93 Prozent der Reisenden sind bis Ende 2023 barrierefrei unterwegs an SBB Bahnhöfen

Die interaktive Schweizerkarte gibt eine Übersicht über die Umsetzung des BehiG.

Das Behindertengleichstellungsgesetz (BehiG) sieht vor, dass Reisende bis Ende 2023 an Bahnhöfen barrierefrei Zugänge zu den Perrons haben und autonom in die Züge Ein- und Aussteigen können. Für 58 Prozent der Reisenden an den Bahnhöfen der SBB ist dies heute der Fall. Bis zum Ablauf der Frist werden es voraussichtlich 93 Prozent sein.

Reisende mit eingeschränkter Mobilität sollen Dienstleistungen der SBB möglichst autonom und barrierefrei nutzen können. Dies dient Menschen mit eingeschränkter Mobilität und älteren Menschen, aber auch Reisenden mit Kinderwagen, Gepäck usw. Deshalb passt die SBB laufend Bahnhöfe an, in dem sie Perrons erhöht, Lifte einbaut oder Rampen erstellt. Auch die Informationen für Reisende werden stetig verbessert und auf die Bedürfnisse von Menschen mit eingeschränkter Mobilität ausgerichtet.

Das BehiG trat 2004 in Kraft und sieht unter anderem vor, dass nach einer Übergangsfrist von 20 Jahren barrierefreie Zugänge zu den Perrons und Einstiege in die Züge möglich sind. Dafür steht für die SBB über eine Milliarde Franken vom Bund zur Verfügung. Das BehiG sieht vor, dass die Mittel der öffentlichen Hand verhältnismässig eingesetzt werden: An gewissen Bahnhöfen wären bauliche Lösungen nur mit unverhältnismässig grossem finanziellen Aufwand realisierbar. Deshalb erlaubt das BehiG unter bestimmten Voraussetzungen auch Ersatzmassnahmen.

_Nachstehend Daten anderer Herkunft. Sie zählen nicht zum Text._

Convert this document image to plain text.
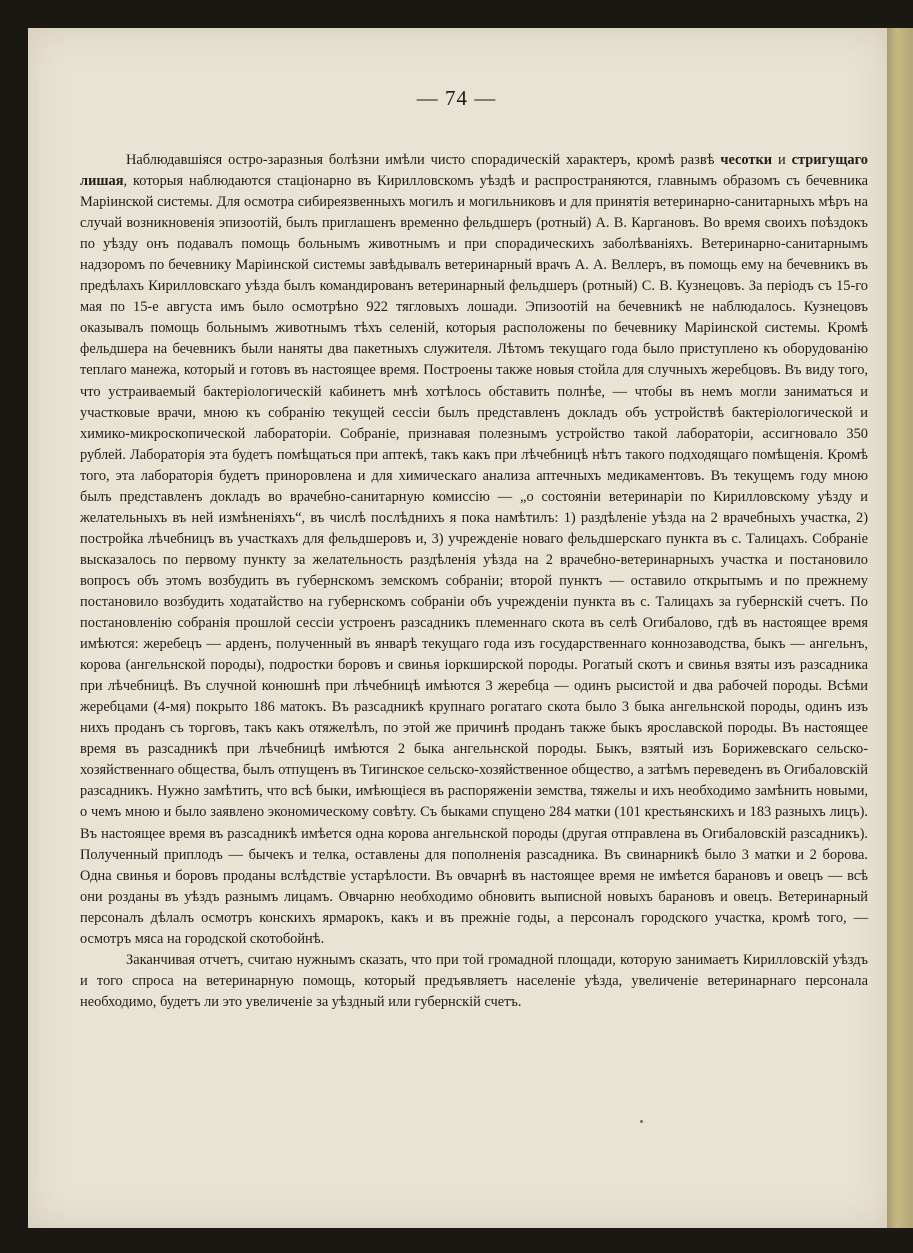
— 74 —

Наблюдавшіяся остро-заразныя болѣзни имѣли чисто спорадическій характеръ, кромѣ развѣ чесотки и стригущаго лишая, которыя наблюдаются стаціонарно въ Кирилловскомъ уѣздѣ и распространяются, главнымъ образомъ съ бечевника Маріинской системы. Для осмотра сибиреязвенныхъ могилъ и могильниковъ и для принятія ветеринарно-санитарныхъ мѣръ на случай возникновенія эпизоотій, былъ приглашенъ временно фельдшеръ (ротный) А. В. Каргановъ. Во время своихъ поѣздокъ по уѣзду онъ подавалъ помощь больнымъ животнымъ и при спорадическихъ заболѣваніяхъ. Ветеринарно-санитарнымъ надзоромъ по бечевнику Маріинской системы завѣдывалъ ветеринарный врачъ А. А. Веллеръ, въ помощь ему на бечевникъ въ предѣлахъ Кирилловскаго уѣзда былъ командированъ ветеринарный фельдшеръ (ротный) С. В. Кузнецовъ. За періодъ съ 15-го мая по 15-е августа имъ было осмотрѣно 922 тягловыхъ лошади. Эпизоотій на бечевникѣ не наблюдалось. Кузнецовъ оказывалъ помощь больнымъ животнымъ тѣхъ селеній, которыя расположены по бечевнику Маріинской системы. Кромѣ фельдшера на бечевникъ были наняты два пакетныхъ служителя. Лѣтомъ текущаго года было приступлено къ оборудованію теплаго манежа, который и готовъ въ настоящее время. Построены также новыя стойла для случныхъ жеребцовъ. Въ виду того, что устраиваемый бактеріологическій кабинетъ мнѣ хотѣлось обставить полнѣе, — чтобы въ немъ могли заниматься и участковые врачи, мною къ собранію текущей сессіи былъ представленъ докладъ объ устройствѣ бактеріологической и химико-микроскопической лабораторіи. Собраніе, признавая полезнымъ устройство такой лабораторіи, ассигновало 350 рублей. Лабораторія эта будетъ помѣщаться при аптекѣ, такъ какъ при лѣчебницѣ нѣтъ такого подходящаго помѣщенія. Кромѣ того, эта лабораторія будетъ приноровлена и для химическаго анализа аптечныхъ медикаментовъ. Въ текущемъ году мною былъ представленъ докладъ во врачебно-санитарную комиссію — „о состояніи ветеринаріи по Кирилловскому уѣзду и желательныхъ въ ней измѣненіяхъ“, въ числѣ послѣднихъ я пока намѣтилъ: 1) раздѣленіе уѣзда на 2 врачебныхъ участка, 2) постройка лѣчебницъ въ участкахъ для фельдшеровъ и, 3) учрежденіе новаго фельдшерскаго пункта въ с. Талицахъ. Собраніе высказалось по первому пункту за желательность раздѣленія уѣзда на 2 врачебно-ветеринарныхъ участка и постановило вопросъ объ этомъ возбудить въ губернскомъ земскомъ собраніи; второй пунктъ — оставило открытымъ и по прежнему постановило возбудить ходатайство на губернскомъ собраніи объ учрежденіи пункта въ с. Талицахъ за губернскій счетъ. По постановленію собранія прошлой сессіи устроенъ разсадникъ племеннаго скота въ селѣ Огибалово, гдѣ въ настоящее время имѣются: жеребецъ — арденъ, полученный въ январѣ текущаго года изъ государственнаго коннозаводства, быкъ — ангельнъ, корова (ангельнской породы), подростки боровъ и свинья іоркширской породы. Рогатый скотъ и свинья взяты изъ разсадника при лѣчебницѣ. Въ случной конюшнѣ при лѣчебницѣ имѣются 3 жеребца — одинъ рысистой и два рабочей породы. Всѣми жеребцами (4-мя) покрыто 186 матокъ. Въ разсадникѣ крупнаго рогатаго скота было 3 быка ангельнской породы, одинъ изъ нихъ проданъ съ торговъ, такъ какъ отяжелѣлъ, по этой же причинѣ проданъ также быкъ ярославской породы. Въ настоящее время въ разсадникѣ при лѣчебницѣ имѣются 2 быка ангельнской породы. Быкъ, взятый изъ Борижевскаго сельско-хозяйственнаго общества, былъ отпущенъ въ Тигинское сельско-хозяйственное общество, а затѣмъ переведенъ въ Огибаловскій разсадникъ. Нужно замѣтить, что всѣ быки, имѣющіеся въ распоряженіи земства, тяжелы и ихъ необходимо замѣнить новыми, о чемъ мною и было заявлено экономическому совѣту. Съ быками спущено 284 матки (101 крестьянскихъ и 183 разныхъ лицъ). Въ настоящее время въ разсадникѣ имѣется одна корова ангельнской породы (другая отправлена въ Огибаловскій разсадникъ). Полученный приплодъ — бычекъ и телка, оставлены для пополненія разсадника. Въ свинарникѣ было 3 матки и 2 борова. Одна свинья и боровъ проданы вслѣдствіе устарѣлости. Въ овчарнѣ въ настоящее время не имѣется барановъ и овецъ — всѣ они розданы въ уѣздъ разнымъ лицамъ. Овчарню необходимо обновить выписной новыхъ барановъ и овецъ. Ветеринарный персоналъ дѣлалъ осмотръ конскихъ ярмарокъ, какъ и въ прежніе годы, а персоналъ городского участка, кромѣ того, — осмотръ мяса на городской скотобойнѣ.

Заканчивая отчетъ, считаю нужнымъ сказать, что при той громадной площади, которую занимаетъ Кирилловскій уѣздъ и того спроса на ветеринарную помощь, который предъявляетъ населеніе уѣзда, увеличеніе ветеринарнаго персонала необходимо, будетъ ли это увеличеніе за уѣздный или губернскій счетъ.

Bis heute können sich auf den SBB-Bahnhöfen 58 Prozent der Reisenden dank Rampen und Lifte hindernisfrei bewegen und durch erhöhte Perrons ebenerdig in die Züge ein- oder aussteigen. Das ist zurzeit an 335 von den total 747 Bahnhöfen der SBB der Fall. Bis Ende 2023 werden grosse Umbautätigkeiten gemacht. Die SBB geht davon aus, dass bis dann 93 Prozent der Reisenden autonom ein- und aussteigen können und ebensolche Zugänge zu Perrons haben. Das entspricht 556 umgebauten Bahnhöfen. Bei 123 Bahnhöfen wird die SBB die Frist per Ende 2023 voraussichtlich nicht einhalten können, sie werden später umgebaut.

Bei insgesamt 143 Bahnhöfen sind noch vertiefte Abklärungen mit dem BAV notwendig, ob beziehungsweise wie sie angepasst werden müssen. Grund dafür sind unter anderem Bahnhöfe in Kurvenlagen: Teilweise gibt es dort zwischen dem Zug-Trittbrett und der Perronkante eine grössere Lücke, welche autonomes Ein-/Aussteigen für Menschen mit eingeschränkter Mobilität schwierig macht. Die Vorgabe über die maximale Grösse dieser Lücke hat im Jahr 2017 geändert. Darum sind Bahnhöfe, die bisher BehiG-konform waren, neu nicht mehr konform. Die SBB wird die damit verbundenen Anpassungen sofort angehen, so dass die meisten betroffenen Bahnhöfe bis 2023 BehiG-konform sind.

Derzeit ist vorgesehen, dass 68 SBB-Bahnhöfe nicht umgebaut werden, weil dies gemäss den gesetzlichen Bestimmungen nicht verhältnismässig wäre. Davon betroffen sind 1 Prozent der Reisenden. Die Bestimmung dieser Bahnhöfe erfolgte durch eine mit der Branche und dem Bund entwickelte verbindliche Planungshilfe. Deren Kriterien sind unter anderem finanzieller Aufwand, die Anzahl Ein- und Aussteiger sowie die Nähe von Spitälern oder Altersheimen zum Bahnhof.